Book Review: Sean Scully “Walls of Arran”
The compact size of the book works well. I own some very large photography books, and the restraint here feels appropriate. It’s an easy book to pick up and spend time with.
Colm Tóibín’s introductory words are particularly evocative. He writes about the journey from Dublin to the islands and the movement into a landscape shaped by weather, distance and isolation:
“I was moving into a world of nature governed by wind and weather, sharp and soft lines of the horizon, disappearing perspective, high skies and great banks of cloud, and a world of people governed by politeness, watchful slow glances and deliberate understandment.”

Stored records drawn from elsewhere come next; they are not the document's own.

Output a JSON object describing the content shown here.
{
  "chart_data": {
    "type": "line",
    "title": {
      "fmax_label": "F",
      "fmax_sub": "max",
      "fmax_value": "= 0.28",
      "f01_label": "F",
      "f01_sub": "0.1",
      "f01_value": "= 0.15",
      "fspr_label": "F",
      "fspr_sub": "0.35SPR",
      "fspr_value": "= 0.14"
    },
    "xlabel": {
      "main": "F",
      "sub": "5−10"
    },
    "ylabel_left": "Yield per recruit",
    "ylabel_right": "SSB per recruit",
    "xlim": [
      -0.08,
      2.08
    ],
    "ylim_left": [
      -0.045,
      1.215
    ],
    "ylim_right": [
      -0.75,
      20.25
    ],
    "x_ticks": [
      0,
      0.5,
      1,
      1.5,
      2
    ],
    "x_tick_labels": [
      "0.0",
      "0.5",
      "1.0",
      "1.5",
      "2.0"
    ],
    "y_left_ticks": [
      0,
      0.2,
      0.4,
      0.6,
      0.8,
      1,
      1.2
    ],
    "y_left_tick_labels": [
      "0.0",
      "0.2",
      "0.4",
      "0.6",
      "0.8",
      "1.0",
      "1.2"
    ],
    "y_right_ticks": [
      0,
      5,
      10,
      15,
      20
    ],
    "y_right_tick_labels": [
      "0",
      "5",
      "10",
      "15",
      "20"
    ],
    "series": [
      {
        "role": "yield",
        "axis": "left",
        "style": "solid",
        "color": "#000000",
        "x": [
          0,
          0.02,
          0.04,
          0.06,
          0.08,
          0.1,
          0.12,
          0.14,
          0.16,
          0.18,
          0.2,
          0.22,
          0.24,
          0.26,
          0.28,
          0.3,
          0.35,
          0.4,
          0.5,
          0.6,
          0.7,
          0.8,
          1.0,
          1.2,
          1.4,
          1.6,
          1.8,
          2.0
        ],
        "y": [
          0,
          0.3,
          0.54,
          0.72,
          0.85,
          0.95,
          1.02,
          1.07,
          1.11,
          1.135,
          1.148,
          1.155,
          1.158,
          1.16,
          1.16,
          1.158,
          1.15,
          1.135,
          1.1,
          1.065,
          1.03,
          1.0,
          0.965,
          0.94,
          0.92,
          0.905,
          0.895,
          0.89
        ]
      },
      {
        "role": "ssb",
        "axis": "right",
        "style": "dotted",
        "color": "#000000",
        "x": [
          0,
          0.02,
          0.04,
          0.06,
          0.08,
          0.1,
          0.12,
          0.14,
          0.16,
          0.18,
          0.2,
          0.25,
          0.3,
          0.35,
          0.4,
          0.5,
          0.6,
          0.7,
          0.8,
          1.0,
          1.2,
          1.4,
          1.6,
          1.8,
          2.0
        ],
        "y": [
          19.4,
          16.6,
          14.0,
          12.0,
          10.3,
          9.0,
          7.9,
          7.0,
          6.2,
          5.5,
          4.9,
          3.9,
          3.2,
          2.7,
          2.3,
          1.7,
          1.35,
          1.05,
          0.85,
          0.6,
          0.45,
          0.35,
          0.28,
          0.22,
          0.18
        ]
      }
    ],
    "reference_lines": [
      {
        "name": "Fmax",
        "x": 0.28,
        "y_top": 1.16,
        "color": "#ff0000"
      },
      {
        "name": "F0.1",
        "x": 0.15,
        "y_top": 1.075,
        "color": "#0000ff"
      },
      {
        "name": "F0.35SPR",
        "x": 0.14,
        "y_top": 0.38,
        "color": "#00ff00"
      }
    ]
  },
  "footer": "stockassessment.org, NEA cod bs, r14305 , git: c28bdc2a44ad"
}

It feels like a passage out of the modern world and into something slower and more remote.
The photographs themselves are built around repetition and variation. The subject matter is extremely narrow — stone walls photographed repeatedly — yet the work never feels repetitive. Different stone sizes, patterns, construction methods and orientations create an enormous amount of visual variety.
One section of the book focuses on more abstract views of the walls. Some run horizontally, others vertically. At times the photographs begin to resemble paintings, perhaps closer to Rothko than documentary photography, though they always remain grounded in the physical reality of the stone itself.
What appeals to me most is the discipline of the project. The subject matter is incredibly tight, but the variations seem endless. Books like this remind me that narrower subjects often produce stronger bodies of work.
That is probably one reason I continue to return to long-term projects over many years. Recently I’ve been reviewing older work and making new assemblages from several projects, and books like this reinforce the value of staying with a subject for longer than feels necessary.
I look forward to getting out and photographing more when my energy and health allow. This book has helped me develop ideas for the Edgelands Project and my print store.